Hafnium: Faster and smarter chemical R&D with accurate physical property predictions
A live blog of our Horizon 2020 SME Instrument project
Project introduction
Accurate knowledge of properties of chemical compounds is essential for all chemical research. Without it, cutting-edge research becomes very expensive or impossible.
However, experts estimate that we have experimental physical property data for less than 0.2% of relevant chemical systems — and most is for petrochemicals. There is almost no data for biochemicals, carbon capture molecules, electrolytes, or other chemistries that we need for the green transition.
Experimentation is accurate but slow and very expensive. On the other hand, all computer models for chemical properties are inaccurate, because chemical interactions are too multi-layered and complex for us to model, even with the much-vaunted “power of AI”.
Choosing the right model for your chemistry, fitting it correctly to the experimental data, and ensuring that the data is actually sufficient and reliable is difficult, even for a physical property expert.

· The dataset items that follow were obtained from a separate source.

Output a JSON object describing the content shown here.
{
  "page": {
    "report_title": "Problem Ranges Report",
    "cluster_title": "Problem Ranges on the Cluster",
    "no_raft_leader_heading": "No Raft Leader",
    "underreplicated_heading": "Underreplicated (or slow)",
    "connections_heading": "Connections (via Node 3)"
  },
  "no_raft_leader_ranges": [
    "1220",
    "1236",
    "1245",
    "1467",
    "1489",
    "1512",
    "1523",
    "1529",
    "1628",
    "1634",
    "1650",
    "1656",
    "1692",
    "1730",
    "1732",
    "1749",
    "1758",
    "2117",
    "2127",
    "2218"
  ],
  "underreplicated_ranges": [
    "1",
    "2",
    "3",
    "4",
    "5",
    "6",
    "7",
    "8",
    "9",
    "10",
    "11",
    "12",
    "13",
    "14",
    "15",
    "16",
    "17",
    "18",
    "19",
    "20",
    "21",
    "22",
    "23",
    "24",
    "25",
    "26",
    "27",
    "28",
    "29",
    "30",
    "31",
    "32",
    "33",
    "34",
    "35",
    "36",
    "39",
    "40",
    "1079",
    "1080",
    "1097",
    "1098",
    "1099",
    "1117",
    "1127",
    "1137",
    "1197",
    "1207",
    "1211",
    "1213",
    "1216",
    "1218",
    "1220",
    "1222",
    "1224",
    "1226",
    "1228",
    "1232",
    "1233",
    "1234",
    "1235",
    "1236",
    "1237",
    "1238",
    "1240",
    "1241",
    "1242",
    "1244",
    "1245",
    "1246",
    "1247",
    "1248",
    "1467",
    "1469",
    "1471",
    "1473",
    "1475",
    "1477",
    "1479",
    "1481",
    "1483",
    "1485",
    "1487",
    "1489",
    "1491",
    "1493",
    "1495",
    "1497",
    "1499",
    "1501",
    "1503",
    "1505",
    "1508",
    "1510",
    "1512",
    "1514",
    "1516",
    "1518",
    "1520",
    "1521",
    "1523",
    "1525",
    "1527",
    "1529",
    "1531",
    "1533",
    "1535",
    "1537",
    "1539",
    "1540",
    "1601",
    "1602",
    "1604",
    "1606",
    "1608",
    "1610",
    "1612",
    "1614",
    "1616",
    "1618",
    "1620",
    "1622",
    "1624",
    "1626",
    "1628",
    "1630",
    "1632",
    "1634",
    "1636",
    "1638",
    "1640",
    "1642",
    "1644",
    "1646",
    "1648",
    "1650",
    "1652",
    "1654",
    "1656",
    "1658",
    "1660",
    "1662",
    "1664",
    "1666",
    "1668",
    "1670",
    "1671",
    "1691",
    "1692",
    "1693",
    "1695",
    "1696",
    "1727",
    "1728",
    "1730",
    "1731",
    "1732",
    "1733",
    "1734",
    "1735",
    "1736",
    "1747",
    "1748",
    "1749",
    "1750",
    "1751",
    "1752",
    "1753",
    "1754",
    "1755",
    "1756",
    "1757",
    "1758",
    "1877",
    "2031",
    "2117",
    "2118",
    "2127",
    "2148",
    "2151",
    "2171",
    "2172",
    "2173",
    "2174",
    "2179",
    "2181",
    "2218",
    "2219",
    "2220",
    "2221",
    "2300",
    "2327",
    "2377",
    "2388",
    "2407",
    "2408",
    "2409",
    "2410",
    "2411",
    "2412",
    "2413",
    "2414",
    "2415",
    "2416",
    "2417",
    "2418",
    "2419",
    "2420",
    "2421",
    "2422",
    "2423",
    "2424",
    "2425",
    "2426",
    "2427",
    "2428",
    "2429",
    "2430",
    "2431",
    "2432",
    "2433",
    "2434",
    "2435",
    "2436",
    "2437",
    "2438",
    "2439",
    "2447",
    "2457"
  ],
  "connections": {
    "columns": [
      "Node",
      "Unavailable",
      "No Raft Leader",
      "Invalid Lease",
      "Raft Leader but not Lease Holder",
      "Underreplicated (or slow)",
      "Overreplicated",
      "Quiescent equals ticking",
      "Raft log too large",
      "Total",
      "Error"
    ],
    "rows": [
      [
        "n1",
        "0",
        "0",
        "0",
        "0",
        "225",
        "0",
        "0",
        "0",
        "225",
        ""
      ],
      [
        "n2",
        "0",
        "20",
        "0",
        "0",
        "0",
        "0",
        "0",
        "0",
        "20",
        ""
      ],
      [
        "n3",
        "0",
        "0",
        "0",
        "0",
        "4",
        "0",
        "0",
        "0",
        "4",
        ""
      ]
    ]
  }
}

That is why Hafnium Labs has developed Q-props, a pioneering software that sets a modern gold standard for obtaining reliable physical properties for any chemistry. Q-props uses all available data and models to always give the best possible property prediction and information on how reliable each prediction is.
Before the Horizon 2020 project was launched, Q-props was running internally on Hafnium Labs’ cloud servers. The main objective of the project was to enable customers to run Q-props on their cloud and in their process simulators. The second objective was to optimize and simplify how customers work with their own valuable data in Q-props, while the third objective was to ensure that the software can be used by all chemical scientists and engineers, including those who lack specialist knowledge of chemical modelling.
What have we achieved so far and where are we now?
The project has ended successfully.
In the first project period, the major focus was on developing a version of Q-props that could be deployed on customer side and, thus, run in full confidentiality. Further, Q-props was optimized to make it more robust and enhance security when accessing and updating the tool.
In the second project period, the major focus was on executing demonstration projects with industrial partners to show the potential of using Q-props to solve a wide range of problems encountered in the chemical and energy industries, and improving Q-props in several aspects.
This work has included developing different means for easy data integration and developing Q-props interfaces for specific use cases.
Commercially, Q-props has evolved from a single product with a somewhat complex deployment to a suite of tools with each their unique value proposition and simple deployment:
Why are we doing this?
Advances in chemistry are core to the green transition: From biofuels and carbon capture to substitution of harmful chemicals with environmentally friendly ones, the world spends $350 billion annually on chemical R&D to create a brighter future.
But progress is limited by slow and expensive trial-and-error experimentation and legacy enterprise software, incapable of incorporating state-of-the-art research and compute power.
We want to change that. Using technologies such as quantum chemistry and probabilistic machine learning, we have developed a set of breakthrough digital tools that help energy, chemicals, and consumer companies develop green products and carbon-free processes.